Corporate Communications: the ‘Hidden Hero’ in Crisis Preparedness

Crisis Communications - The Hidden Hero

There is a semester’s worth of crisis management lessons from the recent experiences of Robinhood, when a band of individual investors, based around a Redditt forum, used the stock trading app to take on Wall Street’s hedge funds. A quick summary of the story can be found here

We no doubt will return to the crisis management lessons in future blogs. For now, we want to focus on what appeared to happen (and did not happen) in Robinhood’s management of its communications before the crisis even unfolded.

The way the company had managed its brand and reputation messaging up to that point really mattered when Robinhood got caught in the crossfire between the Reddit investors and the Wall Street professionals.

It is the perfect illustration of an important recent trend in corporate America, with a lesson for us all: getting tangled up in the differences between the idea of a brand and of a reputation.

Marketing legend David Ogilvy had one of the best, and shortest, explanations of the difference: “Brand is the promise you make. Reputation is whether you live up to that promise.”

Personal finance expert Erik Sherman observed that Robinhood breached those simple rules captured by Ogilvy. 

Robinhood’s brand promise is to democratize finance and give all people access to financial markets.  Therefore, when during the crisis, to protect its own financial position, Robinhood put a temporary buying restriction on a number of the securities that were the focus of the Redditt investors, it caused a huge backlash.

“For many users this experience undercut the brand’s promise. The result is serious consequences beyond the disenchantment and disaffection of customers,’’ wrote Sherman. 

What that means is a loss of reputation based on declining trust among the organization’s key stakeholders. That is hard to win back.

In most organizations, the function tasked with building and protecting reputation is Corporate Communications.

As the Robinhood experience illustrates, trust is the basis of a strong reputation. Trust is built by a company behaving in a way that supports and amplifies its brand promise. 

The role of Corporate Communications is to tell the stories and share information with the organization’s key stakeholders in ways that build and deepen belief in the brand promise.
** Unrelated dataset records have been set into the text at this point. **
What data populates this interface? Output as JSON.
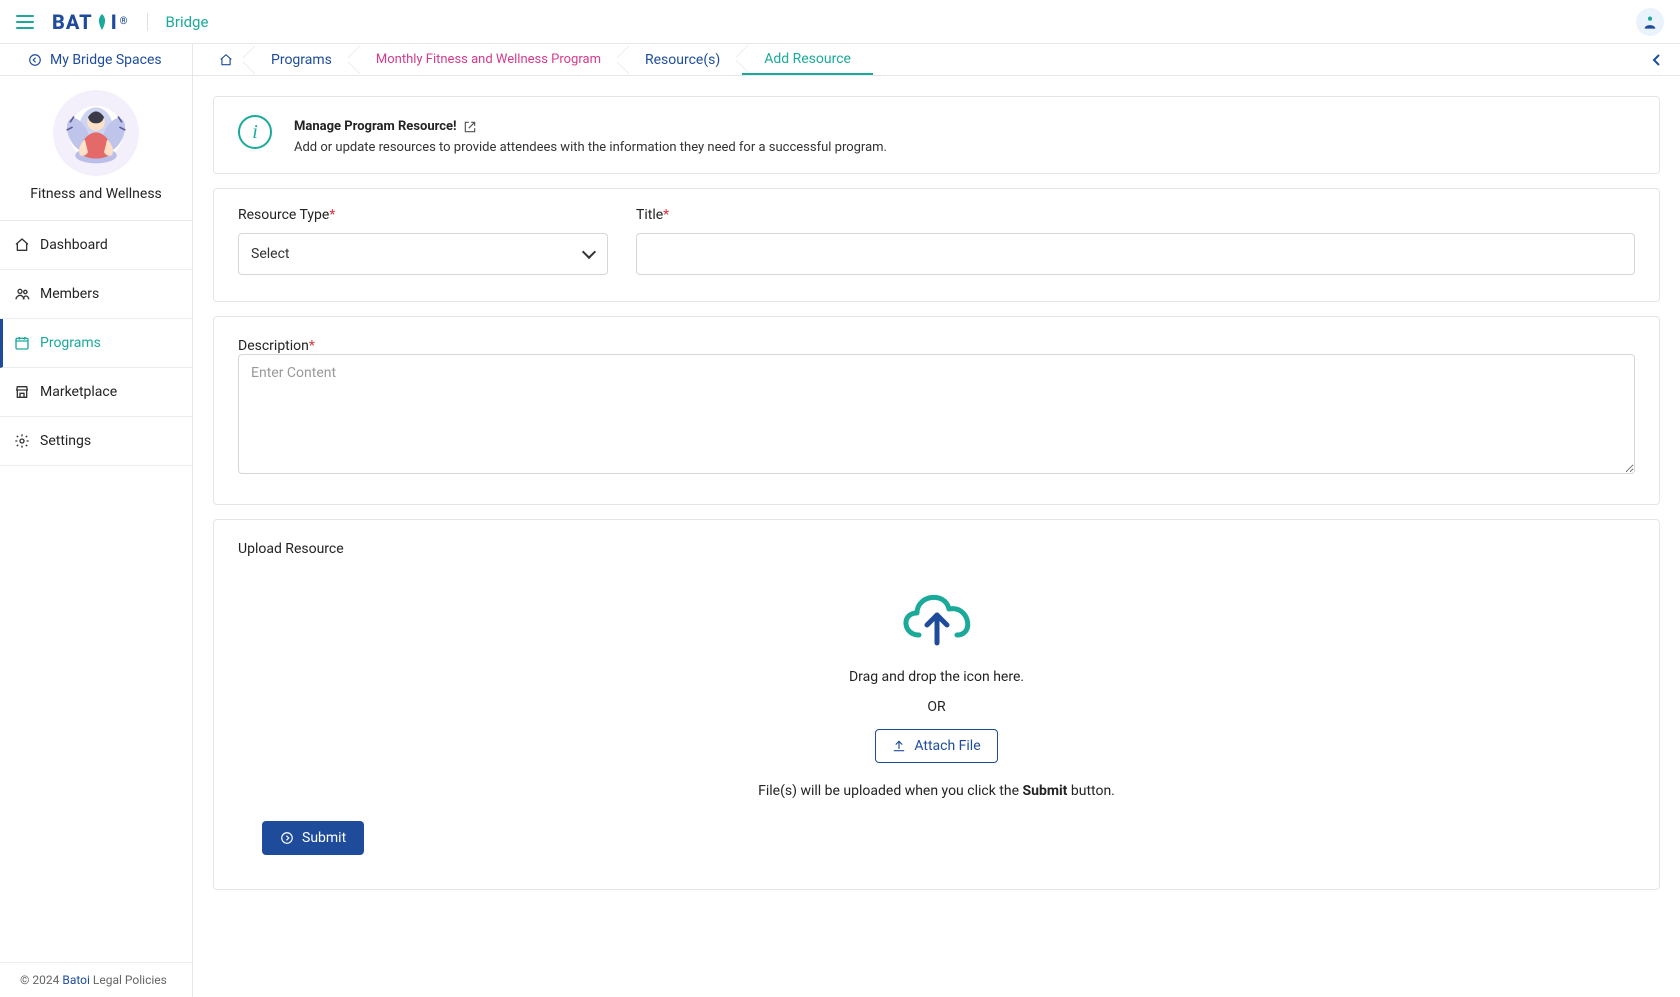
{
  "header": {
    "brand": "BAT",
    "brand_tail": "I",
    "brand_mark": "®",
    "app_name": "Bridge"
  },
  "secondbar": {
    "back_label": "My Bridge Spaces"
  },
  "breadcrumbs": {
    "items": [
      {
        "label": "Programs",
        "kind": "blue"
      },
      {
        "label": "Monthly Fitness and Wellness Program",
        "kind": "pink"
      },
      {
        "label": "Resource(s)",
        "kind": "blue"
      },
      {
        "label": "Add Resource",
        "kind": "green"
      }
    ]
  },
  "space": {
    "title": "Fitness and Wellness"
  },
  "sidebar": {
    "items": [
      {
        "label": "Dashboard",
        "icon": "home"
      },
      {
        "label": "Members",
        "icon": "members"
      },
      {
        "label": "Programs",
        "icon": "calendar",
        "active": true
      },
      {
        "label": "Marketplace",
        "icon": "store"
      },
      {
        "label": "Settings",
        "icon": "gear"
      }
    ]
  },
  "info": {
    "title": "Manage Program Resource!",
    "subtitle": "Add or update resources to provide attendees with the information they need for a successful program."
  },
  "form": {
    "resource_type_label": "Resource Type",
    "resource_type_placeholder": "Select",
    "title_label": "Title",
    "description_label": "Description",
    "description_placeholder": "Enter Content",
    "upload_label": "Upload Resource",
    "upload_dnd": "Drag and drop the icon here.",
    "upload_or": "OR",
    "attach_label": "Attach File",
    "upload_hint_pre": "File(s) will be uploaded when you click the ",
    "upload_hint_bold": "Submit",
    "upload_hint_post": " button.",
    "submit_label": "Submit"
  },
  "footer": {
    "copyright": "© 2024 ",
    "brand_link": "Batoi",
    "legal": " Legal Policies"
  }
}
A strong reputation helps you survive adverse events and issues, even if you take a few hits and bumps along the way. 

A survey of influential industry leaders published in October 2020 revealed that the corporate communications function is gaining in strength and has become critical in areas such as reputation, social purpose, storytelling, technology and relations with stakeholders. 

It is no surprise that since the advent of the pandemic, in this time of almost permanent crisis, investment in corporate communications and reputation building has become such a high priority.

Communications expert Tanya Meck noted in the early days of the COVID crisis that, “First and foremost, the near shutdown of society had underscored the crucial importance of strong corporate communications”. 

To underline why strong corporate communications is a high priority even as we begin to enter the post-pandemic world, Meck added: “It’s also important to share information and concerns with customers, vendors, policymakers and key regulators. We must never suspend good communications, no matter the unanticipated challenges.”

There are a number of recent, high-profile examples of the increasing focus on building an effective corporate communications function. 

Wells Fargo has suffered more reputation damage than most over recent years since its original miss-selling scandal. One of the ways it is moving beyond the problems is by hiring a powerhouse Head of Corporate Communications, Barri Rafferty, who explained in a recent interview: “I think the company is doing the things we need to really enhance the customer experience, and so communications has the chance to tell that story and rebuild the trust in the brand over time.” 

The agency that David Ogilvy co-founded, which has been a center for communications expertise for more than 50 years, just appointed a new CEO for Ogilvy PR, the public relations partner for many major corporations. 

When asked by the trade press about her initial focus for the business, Julianna Richter answered: “We are going to bolster and build out the corporate and sustainability, purpose, reputation side of the business because there is a market need to do that.” 

It is not always easy, given the pace, complexity and shifting priorities of business life, to focus on the idea that there are things you should do today in order to protect the company should a crisis unfold tomorrow.

Robinhood’s experience is a timely reminder of what happens when the brand promise gets too far removed from how the company behaves and the messages the company shares with key stakeholders, especially at moments of intense scrutiny, damage that promise.

Corporate Communications has been around forever and is not the most glamorous function. It is the workhorse of communications - the day-to-day facilitator of the organization’s messaging and storytelling and the steward of trusted relationships with stakeholders.

Right now, the workhorse is being recognized as a crucial element of the mix in how a company builds a reputation – and protects that reputation when a moment of real crisis emerges.